What should I discuss with my healthcare provider before taking Xanax (Alprazolam)?
You should not take alprazolam if you have:
- narrow-angle glaucoma
- if you are also taking itraconazole (Sporanox) or ketoconazole (Nizoral); or
- if you are allergic to alprazolam or to other benzodiazepines, such as chlordiazepoxide (Librium), clorazepate (Tranxene), diazepam (Valium), lorazepam (Ativan), or oxazepam (Serax)
To make sure you can safely take alprazolam, tell your doctor if you have any of these other conditions:
- asthma, emphysema, bronchitis, chronic obstructive pulmonary disorder (COPD), or other breathing problems
- kidney or liver disease (especially alcoholic liver disease)
- a history of depression or suicidal thoughts or behavior; or
- a history of drug or alcohol addiction
Alprazolam may be habit forming and should be used only by the person it was prescribed for. Never share alprazolam with another person, especially someone with a history of drug abuse or addiction. Keep the medication in a place where others cannot get to it.

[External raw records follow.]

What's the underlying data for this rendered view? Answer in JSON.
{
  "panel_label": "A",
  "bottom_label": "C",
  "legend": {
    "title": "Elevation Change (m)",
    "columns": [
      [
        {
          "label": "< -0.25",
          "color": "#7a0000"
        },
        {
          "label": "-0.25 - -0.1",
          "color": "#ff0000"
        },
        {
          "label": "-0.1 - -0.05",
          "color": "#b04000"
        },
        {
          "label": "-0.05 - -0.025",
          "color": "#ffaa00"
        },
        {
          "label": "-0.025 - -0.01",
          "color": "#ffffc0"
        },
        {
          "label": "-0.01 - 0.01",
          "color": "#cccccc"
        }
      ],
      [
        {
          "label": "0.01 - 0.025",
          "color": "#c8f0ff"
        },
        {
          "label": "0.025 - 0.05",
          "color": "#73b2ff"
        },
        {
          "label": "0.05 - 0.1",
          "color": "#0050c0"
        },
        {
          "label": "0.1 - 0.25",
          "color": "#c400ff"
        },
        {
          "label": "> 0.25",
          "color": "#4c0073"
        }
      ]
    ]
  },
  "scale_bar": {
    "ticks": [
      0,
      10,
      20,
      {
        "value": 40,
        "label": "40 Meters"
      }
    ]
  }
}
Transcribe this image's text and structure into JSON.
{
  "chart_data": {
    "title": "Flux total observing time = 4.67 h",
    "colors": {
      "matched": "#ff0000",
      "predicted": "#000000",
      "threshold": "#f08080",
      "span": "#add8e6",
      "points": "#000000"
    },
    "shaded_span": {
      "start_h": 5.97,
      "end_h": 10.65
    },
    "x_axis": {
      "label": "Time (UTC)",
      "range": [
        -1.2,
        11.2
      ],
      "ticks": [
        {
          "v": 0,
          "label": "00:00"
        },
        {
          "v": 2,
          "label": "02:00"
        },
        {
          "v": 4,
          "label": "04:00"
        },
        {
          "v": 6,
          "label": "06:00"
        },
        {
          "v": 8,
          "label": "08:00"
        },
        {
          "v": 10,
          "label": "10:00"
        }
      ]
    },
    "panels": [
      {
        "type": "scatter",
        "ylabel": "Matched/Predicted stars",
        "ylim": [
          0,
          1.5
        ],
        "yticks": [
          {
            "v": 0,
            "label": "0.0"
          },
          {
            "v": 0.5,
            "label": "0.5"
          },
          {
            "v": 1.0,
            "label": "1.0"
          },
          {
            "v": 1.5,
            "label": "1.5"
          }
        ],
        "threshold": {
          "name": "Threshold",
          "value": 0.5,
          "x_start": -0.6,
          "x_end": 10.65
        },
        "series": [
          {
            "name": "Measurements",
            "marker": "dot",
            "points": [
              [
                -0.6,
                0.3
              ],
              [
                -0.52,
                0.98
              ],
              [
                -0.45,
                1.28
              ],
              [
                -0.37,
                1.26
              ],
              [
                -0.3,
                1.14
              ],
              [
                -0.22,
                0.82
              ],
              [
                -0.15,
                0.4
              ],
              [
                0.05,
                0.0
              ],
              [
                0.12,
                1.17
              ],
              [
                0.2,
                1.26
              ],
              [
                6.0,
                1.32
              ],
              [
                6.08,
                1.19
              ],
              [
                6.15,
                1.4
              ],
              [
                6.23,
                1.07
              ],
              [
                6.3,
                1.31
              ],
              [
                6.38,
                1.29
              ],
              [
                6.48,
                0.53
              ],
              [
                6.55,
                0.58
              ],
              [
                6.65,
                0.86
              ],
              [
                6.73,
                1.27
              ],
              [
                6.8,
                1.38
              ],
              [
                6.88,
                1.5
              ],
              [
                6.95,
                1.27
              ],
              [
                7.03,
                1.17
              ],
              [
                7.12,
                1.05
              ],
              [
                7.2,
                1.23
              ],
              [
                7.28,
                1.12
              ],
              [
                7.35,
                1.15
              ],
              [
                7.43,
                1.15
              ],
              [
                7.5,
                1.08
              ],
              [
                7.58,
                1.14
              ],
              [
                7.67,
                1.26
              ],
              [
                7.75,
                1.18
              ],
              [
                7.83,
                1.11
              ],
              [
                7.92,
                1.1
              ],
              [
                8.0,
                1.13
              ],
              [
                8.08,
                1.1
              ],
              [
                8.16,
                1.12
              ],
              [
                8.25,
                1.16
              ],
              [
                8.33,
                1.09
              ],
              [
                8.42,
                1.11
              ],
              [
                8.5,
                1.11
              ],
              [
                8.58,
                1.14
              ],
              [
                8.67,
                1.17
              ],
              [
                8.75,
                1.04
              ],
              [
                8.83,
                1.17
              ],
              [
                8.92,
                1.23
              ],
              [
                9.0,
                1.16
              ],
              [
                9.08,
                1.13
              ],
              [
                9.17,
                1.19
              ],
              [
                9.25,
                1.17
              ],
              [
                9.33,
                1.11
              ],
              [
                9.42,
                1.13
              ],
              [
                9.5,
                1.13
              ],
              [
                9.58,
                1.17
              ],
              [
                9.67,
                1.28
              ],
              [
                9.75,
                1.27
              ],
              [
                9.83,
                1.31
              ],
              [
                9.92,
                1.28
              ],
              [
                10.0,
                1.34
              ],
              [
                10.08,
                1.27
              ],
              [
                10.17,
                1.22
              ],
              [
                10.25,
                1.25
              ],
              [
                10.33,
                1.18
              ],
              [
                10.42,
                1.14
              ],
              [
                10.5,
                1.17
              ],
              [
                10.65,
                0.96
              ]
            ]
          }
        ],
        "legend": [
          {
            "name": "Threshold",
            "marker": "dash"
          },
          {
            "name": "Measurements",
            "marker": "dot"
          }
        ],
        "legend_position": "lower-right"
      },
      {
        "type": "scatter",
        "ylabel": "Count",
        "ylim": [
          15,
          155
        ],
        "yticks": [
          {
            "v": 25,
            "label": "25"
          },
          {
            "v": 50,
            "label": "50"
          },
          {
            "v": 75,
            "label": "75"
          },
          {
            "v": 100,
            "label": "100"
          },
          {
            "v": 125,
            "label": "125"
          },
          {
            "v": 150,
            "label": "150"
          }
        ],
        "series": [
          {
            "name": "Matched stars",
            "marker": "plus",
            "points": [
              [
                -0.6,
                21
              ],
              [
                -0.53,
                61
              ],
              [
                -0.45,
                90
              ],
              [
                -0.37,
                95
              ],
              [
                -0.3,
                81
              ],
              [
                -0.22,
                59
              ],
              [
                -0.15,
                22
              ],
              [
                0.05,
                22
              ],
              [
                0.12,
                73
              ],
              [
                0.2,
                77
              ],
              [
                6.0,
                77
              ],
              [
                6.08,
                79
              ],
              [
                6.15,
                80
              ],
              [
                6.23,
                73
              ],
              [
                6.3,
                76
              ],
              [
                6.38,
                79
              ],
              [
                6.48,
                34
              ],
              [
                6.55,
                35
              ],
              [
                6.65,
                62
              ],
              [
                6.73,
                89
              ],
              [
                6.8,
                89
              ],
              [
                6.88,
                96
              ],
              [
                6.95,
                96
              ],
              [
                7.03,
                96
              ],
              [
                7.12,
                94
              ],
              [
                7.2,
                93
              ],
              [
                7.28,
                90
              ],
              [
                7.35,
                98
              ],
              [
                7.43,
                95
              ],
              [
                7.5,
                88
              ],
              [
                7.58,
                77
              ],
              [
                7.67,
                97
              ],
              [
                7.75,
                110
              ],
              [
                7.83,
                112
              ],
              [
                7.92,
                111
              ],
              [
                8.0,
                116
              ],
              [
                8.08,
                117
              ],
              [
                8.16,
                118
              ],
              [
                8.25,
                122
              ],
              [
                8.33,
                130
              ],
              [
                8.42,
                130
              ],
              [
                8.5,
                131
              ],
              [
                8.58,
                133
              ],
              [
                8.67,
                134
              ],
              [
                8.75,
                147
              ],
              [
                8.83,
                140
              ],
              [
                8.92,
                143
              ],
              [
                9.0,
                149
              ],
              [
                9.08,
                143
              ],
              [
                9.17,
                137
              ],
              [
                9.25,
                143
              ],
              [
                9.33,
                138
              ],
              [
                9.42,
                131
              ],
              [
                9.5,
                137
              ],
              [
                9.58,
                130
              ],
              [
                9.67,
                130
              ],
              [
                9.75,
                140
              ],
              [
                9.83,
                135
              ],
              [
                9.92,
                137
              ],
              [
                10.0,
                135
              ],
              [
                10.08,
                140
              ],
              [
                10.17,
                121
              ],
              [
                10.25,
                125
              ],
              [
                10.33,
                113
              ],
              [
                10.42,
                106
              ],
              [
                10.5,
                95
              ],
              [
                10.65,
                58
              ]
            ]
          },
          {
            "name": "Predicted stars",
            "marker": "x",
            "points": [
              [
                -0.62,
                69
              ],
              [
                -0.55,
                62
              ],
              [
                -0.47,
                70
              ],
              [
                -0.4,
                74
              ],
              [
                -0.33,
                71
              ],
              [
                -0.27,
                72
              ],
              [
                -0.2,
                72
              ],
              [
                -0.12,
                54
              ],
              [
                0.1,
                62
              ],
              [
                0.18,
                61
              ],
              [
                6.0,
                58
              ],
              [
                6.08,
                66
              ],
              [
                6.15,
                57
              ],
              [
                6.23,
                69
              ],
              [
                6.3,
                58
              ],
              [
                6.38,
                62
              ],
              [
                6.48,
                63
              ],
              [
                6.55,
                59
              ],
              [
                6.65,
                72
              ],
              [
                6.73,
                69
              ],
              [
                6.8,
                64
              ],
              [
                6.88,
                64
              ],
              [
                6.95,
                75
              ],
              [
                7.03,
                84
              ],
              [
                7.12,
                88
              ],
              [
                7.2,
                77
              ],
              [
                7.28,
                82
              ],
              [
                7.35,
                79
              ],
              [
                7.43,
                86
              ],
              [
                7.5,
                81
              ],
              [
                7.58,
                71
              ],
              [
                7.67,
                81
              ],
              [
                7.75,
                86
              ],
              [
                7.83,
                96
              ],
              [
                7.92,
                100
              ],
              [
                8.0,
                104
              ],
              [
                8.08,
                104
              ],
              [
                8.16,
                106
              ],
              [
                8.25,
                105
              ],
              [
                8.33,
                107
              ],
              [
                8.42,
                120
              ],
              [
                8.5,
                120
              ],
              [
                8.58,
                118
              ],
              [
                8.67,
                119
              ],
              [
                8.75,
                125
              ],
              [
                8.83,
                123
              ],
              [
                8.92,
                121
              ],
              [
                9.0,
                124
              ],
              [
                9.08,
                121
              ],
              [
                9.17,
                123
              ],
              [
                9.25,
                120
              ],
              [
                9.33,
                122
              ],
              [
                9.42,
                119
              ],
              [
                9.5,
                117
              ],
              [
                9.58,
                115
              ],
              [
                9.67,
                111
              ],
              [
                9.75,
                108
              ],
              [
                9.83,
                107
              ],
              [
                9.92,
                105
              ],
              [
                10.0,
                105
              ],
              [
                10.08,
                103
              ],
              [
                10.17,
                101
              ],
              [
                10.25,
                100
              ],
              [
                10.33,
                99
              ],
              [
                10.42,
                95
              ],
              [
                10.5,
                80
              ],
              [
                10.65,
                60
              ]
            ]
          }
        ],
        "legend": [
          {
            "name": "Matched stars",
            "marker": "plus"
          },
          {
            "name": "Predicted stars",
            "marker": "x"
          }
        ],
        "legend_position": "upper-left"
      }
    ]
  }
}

FDA pregnancy category D. Do not use alprazolam if you are pregnant. It could harm the unborn baby. Alprazolam may also cause addiction or withdrawal symptoms in a newborn if the mother takes the medication during pregnancy. Use effective birth control, and tell your doctor if you become pregnant during treatment.
Alprazolam can pass into breast milk and may harm a nursing baby. You should not breast-feed while you are using alprazolam.
The sedative effects of alprazolam may last longer in older adults. Accidental falls are common in elderly patients who take benzodiazepines. Use caution to avoid falling or accidental injury while you are taking alprazolam.
Do not give this medication to anyone under 18 years old.